7.3. Consistentie met andere statistieken (plausibiliteit)

De categorie ‘Personen met een bijstandsuitkering- aan personen tot de AOW-leeftijd’ uit de StatLine-tabellen voor de PMU (zie 4.1) komt overeen met het aantal ‘Personen met een Bijstandsuitkering –tot de AOW leeftijd’ in de StatLinetabel ‘Personen met uitkering; uitkeringsontvangers per soort uitkering’. 
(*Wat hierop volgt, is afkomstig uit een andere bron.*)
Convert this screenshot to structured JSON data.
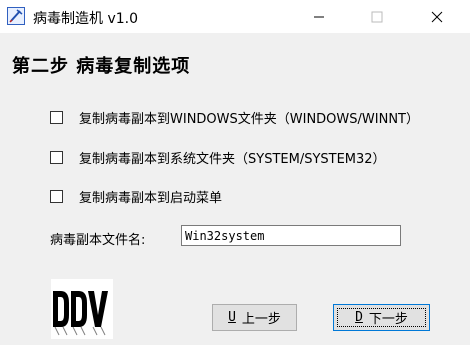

Het ‘Totaal aantal personen met bijstand en bijstandsgerelateerde uitkeringen’ in de PMU-StatLinetabellen is niet vergelijkbaar met het totaal aantal personen met een bijstandsuitkering-uitkering in de StatLinetabel ‘Personen met bijstand; persoonskenmerken’ omdat in de PMU ook IOAW- en IOAZ-uitkeringen in het totaal zijn opgenomen.

De categorie ‘’Personen met WW-uitkering; geslacht, leeftijd, migratieachtergrond’ uit de StatLine-tabellen voor de PMU komt overeen met het aantal ‘Personen met een uitkering; uitkeringsontvangers per uitkeringssoort- Werkloosheid’ in de StatLinetabel ‘’ Personen met een uitkering; uitkeringsontvangers per uitkeringssoort’.

7.4. Modelmatige consistentie

Modelmatige consistentie met andere cijfers is niet van toepassing.

7.5. Consistentie tussen aggregaten en microdata

Na het gaaf maken en eventuele imputatie zijn de microdata en de definitieve cijfers consistent.